Business Services Industry
Mobile Mini, Inc. Announces Agreement to Merge with Mobile Storage Group
Business Wire, Feb 22, 2008
Also Reports Fourth Quarter Results
TEMPE, Ariz. -- Mobile Mini, Inc. (Nasdaq GS: MINI), the leading provider of portable storage solutions, and Mobile Storage Group, Inc. of Glendale, California, a provider of portable storage in the United States and the United Kingdom, today announced that they have entered into a definitive merger agreement. Under the terms of the agreement, Mobile Storage Group will merge into Mobile Mini in a transaction valued at approximately $701.5 million.
The transaction will establish the combined company as a leading global provider of portable storage solutions in the US and the UK. Upon consummation of the merger, Mobile Mini will significantly expand its geographic footprint and will be positioned to cover most major markets for portable storage in both the US and the UK.
"This represents a highly strategic transaction for Mobile Mini," stated Mobile Mini's Chairman, President & Chief Executive Officer, Steven Bunger, "which substantially increases Mobile Mini's ability to service an expanded customer base, provides the employees of both companies with enhanced career opportunities, and offers our stockholders an opportunity to benefit from a transaction that we believe will be solidly accretive to our earnings in the first full year of the combination."

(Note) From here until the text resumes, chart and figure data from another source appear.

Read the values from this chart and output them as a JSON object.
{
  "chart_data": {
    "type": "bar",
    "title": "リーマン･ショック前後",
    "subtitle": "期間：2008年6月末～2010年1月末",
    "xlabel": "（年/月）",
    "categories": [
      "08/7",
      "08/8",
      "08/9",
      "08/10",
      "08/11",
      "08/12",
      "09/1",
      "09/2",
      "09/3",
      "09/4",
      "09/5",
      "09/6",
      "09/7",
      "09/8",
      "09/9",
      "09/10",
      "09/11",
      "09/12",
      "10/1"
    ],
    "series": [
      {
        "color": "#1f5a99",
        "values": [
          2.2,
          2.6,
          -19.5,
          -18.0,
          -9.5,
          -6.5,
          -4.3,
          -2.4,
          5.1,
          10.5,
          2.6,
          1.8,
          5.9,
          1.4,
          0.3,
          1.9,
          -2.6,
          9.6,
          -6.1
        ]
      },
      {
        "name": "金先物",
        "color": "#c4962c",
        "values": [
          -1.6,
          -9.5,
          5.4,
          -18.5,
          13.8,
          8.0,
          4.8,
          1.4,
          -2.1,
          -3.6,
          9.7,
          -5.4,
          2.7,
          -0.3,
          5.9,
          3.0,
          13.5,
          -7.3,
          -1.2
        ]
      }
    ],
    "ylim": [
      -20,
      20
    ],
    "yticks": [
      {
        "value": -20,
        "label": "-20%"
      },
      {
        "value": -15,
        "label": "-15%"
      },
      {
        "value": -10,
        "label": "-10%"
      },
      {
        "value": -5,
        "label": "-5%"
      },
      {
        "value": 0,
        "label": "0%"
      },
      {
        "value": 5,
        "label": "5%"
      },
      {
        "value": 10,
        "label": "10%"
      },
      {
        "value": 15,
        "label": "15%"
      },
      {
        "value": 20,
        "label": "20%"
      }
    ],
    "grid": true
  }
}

The merged company will include senior executives from both companies. Steve Bunger will serve as Chairman, President and Chief Executive Officer and Larry Trachtenberg will continue as Chief Financial Officer. Doug Waugaman, CEO of Mobile Storage Group, will join Mobile Mini as COO of Integration, reporting directly to Mr. Bunger. Jody Miller, Bill Armstead and Ron Halchishak, senior executives at Mobile Storage Group, will also assume senior roles with the combined organization. Mr. Bunger stated, "A key goal of this merger is to retain the top sales professionals, branch managers and operating field personnel of the combined organizations, both in the US and the UK, to position Mobile Mini with the most knowledgeable, experienced and motivated employee base in the portable storage industry." Mr Waugaman added, "This merger is predicated on bringing together the best in class employees of our two organizations and I am excited by the expanded opportunities to be offered to much of our talented employee base."
Mobile Storage Group is majority owned by the private equity firm Welsh, Carson, Anderson & Stowe (WCAS), who, together with the other equity holders, through this transaction, will be converting substantially all of their equity ownership of Mobile Storage group into Mobile Mini preferred stock. Following consummation of the merger, two WCAS representatives will be elected to Mobile Mini's Board of Directors. WCAS is one of the largest private equity investors in the US focused on the information & business services and healthcare industries. Since its founding in 1979, WCAS has organized 14 investment partnerships with total capital in excess of $16 billion.
Pursuant to the merger, Mobile Mini will assume approximately $535.0 million of Mobile Storage Group's outstanding indebtedness and will acquire all outstanding shares of Mobile Storage Group for $12.5 million in cash and shares of newly issued Mobile Mini convertible preferred stock with a liquidation preference of $154.0 million. The convertible preferred stock will be convertible into approximately 8.55 million Mobile Mini common shares, representing a conversion price of $18.00 per Mobile Mini share and resulting in fully diluted ownership in Mobile Mini of approximately 19.8% for Mobile Storage Group stockholders. The preferred stock will be mandatorily convertible into Mobile Mini common stock if, after the first year following the issuance of the preferred stock, Mobile Mini's common stock trades above $23.00 share for a period of 30 consecutive days. The preferred stock will not have any cash or payment-in-kind dividends, will impose no covenants upon Mobile Mini, and will include an optional redemption feature following the tenth year after the issue date.
The merger is expected to generate cost synergies of at least $25 million on an annualized basis, which are expected to be fully realized by the end of fiscal 2009. The cost synergies are a result of the significant overlap in corporate functions and branch infrastructure. Mobile Mini believes that the combination with Mobile Storage will add 21 new locations in the US and 14 locations in the UK. This combination of new branches as well as proximate locations offers opportunities for both additional growth and substantial cost synergies via branch consolidation.
The transaction is expected to be slightly accretive to earnings in 2008 (excluding merger-related expenses), and should generate substantial EPS accretion of 25% or more, over current analyst EPS estimates, in 2009, including the benefit of expected synergies. Mr. Bunger stated, "As the integration of our companies is executed, we expect to achieve meaningful cost synergies by combining certain overlapping branch locations, consolidating corporate functions and headquarters and reducing certain combined operating expenses, which we estimate will ultimately generate a minimum of $25 million of savings on an annualized basis. These cost synergies, in combination with an improved revenue growth potential through implementing Mobile Mini's growth model into newly acquired Mobile Storage Group branches, should add to Mobile Mini's future earnings growth."